その晩も見つけた銭湯に行ったんだけど、何故か空いていて、僕が行った時には男湯には僕だけしか居なかったんだ』
坂本は煙草に火を点けた。もう天窓は開けられていた。
『僕が湯舟に浸かってると、一人の老人が入って来たんだ。そして僕に声を掛けてきた。
〔見ない顔だけど〕って。
だから、僕は自分の事を簡単に話したんだよね。そしたら、その老人が〔泊まる所が無いなら、家にこないか〕ってそう言ってくれたんだ。
僕は初対面の人だったし、ちょっと迷ったんだけど、是非泊まりに来なさいって強く奨められたんで、一泊だけ甘えるつもりで、そうさせて貰う事にしたんだ』
怖い話しを聞くのに、食が進むのも変なのだが、どうも私はお菓子が進む。が、マスターのクッキーはみんなもつい手が出る様だ。
『風呂から上がると、歩いて来たと言うその老人に、バイクを転がしながら着いて行った。

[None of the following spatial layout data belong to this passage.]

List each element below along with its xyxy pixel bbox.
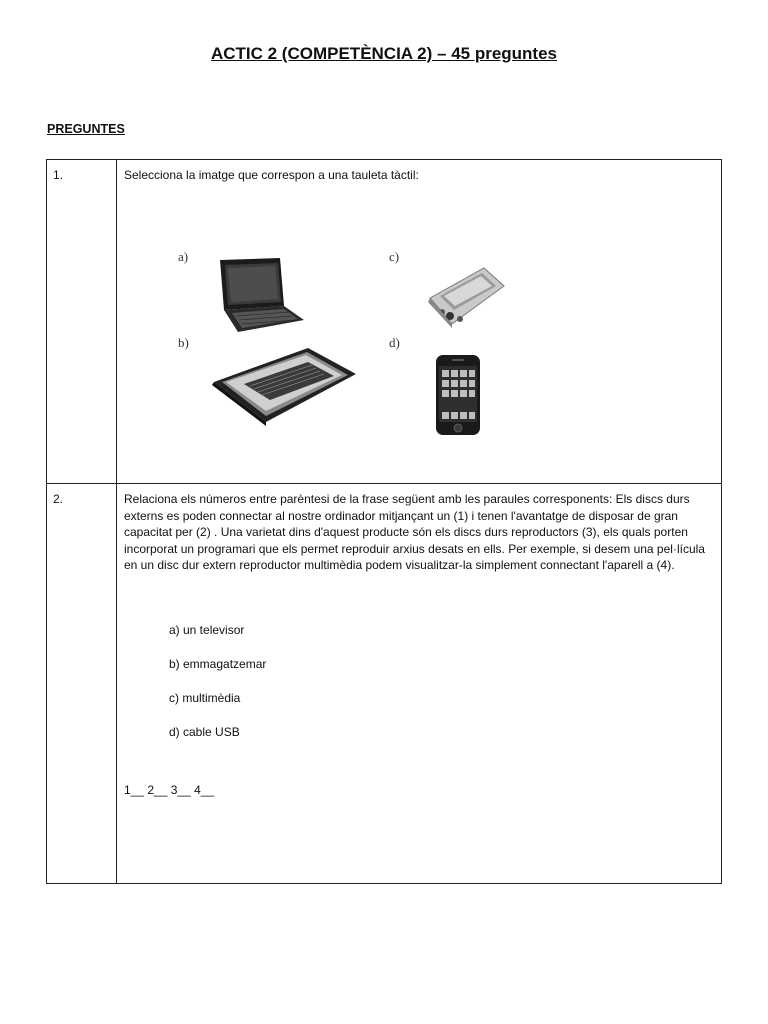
option-label-a: a): [178, 248, 189, 264]
option-item-a: a) un televisor: [169, 622, 245, 637]
question-row-2: [47, 484, 722, 884]
option-label-d: d): [389, 334, 400, 350]
question-number: 2.: [47, 484, 117, 884]
question-body: [117, 484, 722, 884]
image-options-grid: [124, 184, 715, 444]
netbook-icon: [208, 256, 306, 336]
option-item-b: b) emmagatzemar: [169, 656, 267, 671]
questions-table: [46, 159, 722, 884]
answer-line: 1__ 2__ 3__ 4__: [124, 782, 215, 797]
option-label-b: b): [178, 334, 189, 350]
smartphone-icon: [434, 354, 482, 436]
tablet-keyboard-icon: [208, 344, 360, 426]
pda-icon: [422, 264, 508, 330]
section-heading: PREGUNTES: [47, 122, 125, 136]
question-text: Selecciona la imatge que correspon a una tauleta tàctil:: [124, 168, 419, 182]
question-row-1: [47, 160, 722, 484]
answer-options: [124, 622, 715, 758]
option-item-d: d) cable USB: [169, 724, 240, 739]
document-title: ACTIC 2 (COMPETÈNCIA 2) – 45 preguntes: [210, 44, 558, 63]
question-body: [117, 160, 722, 484]
option-item-c: c) multimèdia: [169, 690, 241, 705]
question-number: 1.: [47, 160, 117, 484]
question-text: Relaciona els números entre parèntesi de la frase següent amb les paraules corresponents: Els discs durs externs es poden connectar al nostre ordinador mitjançant un (1) i tenen l'avantatge de disposar de gran capacitat per (2) . Una varietat dins d'aquest producte són els discs durs reproductors (3), els quals porten incorporat un programari que els permet reproduir arxius desats en ells. Per exemple, si desem una pel·lícula en un disc dur extern reproductor multimèdia podem visualitzar-la simplement connectant l'aparell a (4).: [124, 492, 705, 572]
option-label-c: c): [389, 248, 400, 264]
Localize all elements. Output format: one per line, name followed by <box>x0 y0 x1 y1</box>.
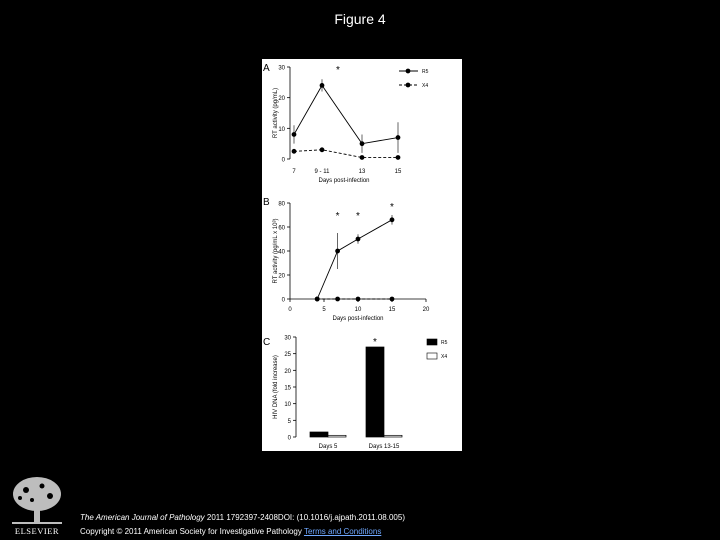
citation-line <box>80 511 405 525</box>
y-axis-label: HIV DNA (fold increase) <box>273 355 279 419</box>
journal-name: The American Journal of Pathology <box>80 513 205 522</box>
y-tick-label: 30 <box>278 65 285 72</box>
legend-marker <box>406 69 410 73</box>
y-tick-label: 30 <box>284 335 291 342</box>
panel-label: B <box>263 197 270 208</box>
bar <box>328 435 346 437</box>
y-tick-label: 25 <box>284 352 291 359</box>
x-tick-label: 20 <box>422 307 430 313</box>
y-tick-label: 40 <box>278 249 285 256</box>
y-tick-label: 5 <box>287 418 291 425</box>
x-tick-label: Days 5 <box>318 444 338 450</box>
significance-star: * <box>373 337 377 348</box>
x-axis-label: Days post-infection <box>318 178 370 184</box>
data-point <box>320 148 324 152</box>
data-point <box>356 297 360 301</box>
elsevier-logo <box>6 474 68 536</box>
bar <box>366 347 384 437</box>
y-tick-label: 0 <box>287 435 291 442</box>
legend-marker <box>406 83 410 87</box>
x-tick-label: Days 13-15 <box>368 444 400 450</box>
x-axis-label: Days post-infection <box>332 316 384 322</box>
data-point <box>315 297 319 301</box>
legend-label: R5 <box>441 340 448 346</box>
legend-label: R5 <box>422 69 429 75</box>
copyright-line <box>80 525 405 539</box>
y-tick-label: 20 <box>284 368 291 375</box>
figure-image <box>262 59 462 451</box>
y-axis-label: RT activity (pg/mL x 10³) <box>273 218 279 284</box>
data-point <box>336 297 340 301</box>
x-tick-label: 15 <box>394 169 402 175</box>
bar <box>310 432 328 437</box>
data-point <box>292 149 296 153</box>
panel-label: A <box>263 63 270 74</box>
y-axis-label: RT activity (pg/mL) <box>273 87 279 139</box>
x-tick-label: 9 - 11 <box>314 169 330 175</box>
data-point <box>360 155 364 159</box>
terms-link[interactable]: Terms and Conditions <box>303 527 382 536</box>
significance-star: * <box>356 211 360 222</box>
legend-label: X4 <box>441 354 448 360</box>
data-point <box>396 155 400 159</box>
x-tick-label: 10 <box>354 307 362 313</box>
legend-label: X4 <box>422 83 429 89</box>
slide-title: Figure 4 <box>334 11 386 27</box>
y-tick-label: 0 <box>281 297 285 304</box>
bar <box>384 435 402 437</box>
panel-label: C <box>263 337 271 348</box>
logo-wordmark: ELSEVIER <box>14 526 60 536</box>
y-tick-label: 10 <box>278 126 285 133</box>
y-tick-label: 20 <box>278 273 285 280</box>
citation-details: 2011 1792397-2408DOI: (10.1016/j.ajpath.2011.08.005) <box>204 513 405 522</box>
copyright-text: Copyright © 2011 American Society for Investigative Pathology <box>80 527 302 536</box>
data-point <box>390 297 394 301</box>
legend-swatch <box>427 353 437 359</box>
series-line <box>317 220 392 299</box>
citation <box>80 511 405 539</box>
y-tick-label: 20 <box>278 96 285 103</box>
significance-star: * <box>335 211 340 222</box>
series-line <box>294 85 398 143</box>
significance-star: * <box>390 201 394 213</box>
y-tick-label: 10 <box>284 402 291 409</box>
significance-star: * <box>336 65 340 76</box>
series-line <box>294 150 398 158</box>
x-tick-label: 15 <box>388 307 396 313</box>
y-tick-label: 60 <box>278 225 285 232</box>
y-tick-label: 15 <box>284 385 291 392</box>
y-tick-label: 80 <box>278 201 285 208</box>
x-tick-label: 5 <box>322 307 326 313</box>
y-tick-label: 0 <box>281 157 285 164</box>
x-tick-label: 0 <box>288 307 292 313</box>
legend-swatch <box>427 339 437 345</box>
x-tick-label: 7 <box>292 169 296 175</box>
x-tick-label: 13 <box>358 169 366 175</box>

まだ、夕方の6時位だったと思う。歩きながらその人は、奥さんと二人暮らしである事や、息子さんが行方不明である事等、色々な事を話してくれたんだ』
今日は紅茶組と珈琲組が居る。マスターがカウンターからティーポットとデカンタを取り、円いテーブルに置くと、みんな順番、飲み物のお代わりを注いだ。私は、隣で速記で忙しそうにしてる松永のカップにデカンタを傾けた。
『ありがとう』
松永は速記の手を止めて、一口飲む。